Adter the nurse noticed the two cases, the Nassau health department notified state health authorities on Dec. 1. "... the investigation focused more closely on this physician and his practice."
Finkelstein soon provided the state with a list of patients who had had epidural injections from June 1, 2004 to Oct. 31, 2004, to identify any previously reported cases of the virus by comparing Finkelstein's list with the state database of hepatitis C cases. Apparently the process was slowed, according to the report, because of a backlog of cases not entered into the database by Suffolk County.
Using this method, a third case of hepatitis C diagnosed in December 2004 was found. It was ultimately determined that this case -- also a patient of Finkelstein's -- did not contract hepatitis C because of lapses in the doctor's infection control practices.
In January, 2005, both county and state officials visited Finkelstein's pain management clinic in Plainview, Pain Care of Long Island. They wanted to watch him at work.
There, the report says, they observed "during two separate epidural spinal injections that the physician removed the needle from a previously used syringe (from the same patient), attached a new needle to this syringe and reused the syringe to draw up medications and dye from multidose vials. Backflow of blood was noted during the procedures."
It was this breach of proper infection control procedures that the county and state officials determined was the source of the infection.
Finkelstein was immediately notified and told not to reuse syringes to draw up medications from multiple-dose vials once they have been used on a patient. He was also told to immediately dispose of any needles and syringes right after their use.
The county and state visited the doctor again a week later to ensure he was following proper practices.
They then sent him a letter, dated Jan. 31: "The site visit on January 6, 2005, demonstrated that some of the practices at your clinic could place patients at risk for transmission of blood-borne pathogens," the letter read.
The letter detailed 11 recommendations for Finkelstein to improve his infection control. Among them:
Labeling syringes with "appropriate information."
Making sure that unused portions of medications were discarded.
Providing soap and towels for each handwashing sink.
Because of the hepatitis C cases and "observed breaches in infection control practices" by Finkelstein, the state decided to notify other patients of potential exposure to the virus and to recommend they get tested.

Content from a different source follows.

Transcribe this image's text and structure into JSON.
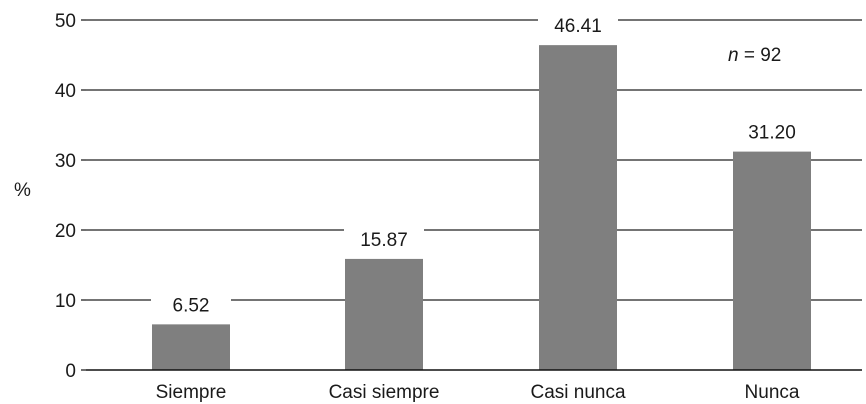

On May 23, 2005, 98 patients who had been treated by Finkelstein on nine dates in 2004 were sent certified letters. Of these, 84 were tested. Seven were found to have hepatitis C, the report said: the initial three cases, three known chronic cases and once newly identified case.
Meanwhile, a patient who had been told of Finkelstein's practices filed a complaint with the Office of Professional Medical Conduct, the state disciplinary board for doctors. He was cleared of any wrongdoing but agreed to be monitored for three years.
Ultimately, based on genetic testing both by the state and the Centers for Disease Control and Prevention, both the third and fourth case were determined not to have been caused by Finkelstein's infection control lapses.
Between May and July 2006, health officials debated internally about whether to expand the investigation and notify all of Finkelstein's patients for five years prior to Jan. 15, 2005, said acting Nassau County Health Commissioner Dr. Abbey Greenberg.
In a July 2006, state health department officials decided to seek out all patients who had received injections between Jan. 1, 2000, and Jan. 15, 2005. That meant they would have to go through Finkelstein's medical records to determine who had received injections, a process that took more than a year.
This week, 628 patients received letters advising them to be tested for hepatitis C, hepatitis B and HIV.
Staff writer Delthia Ricks contributed to this report.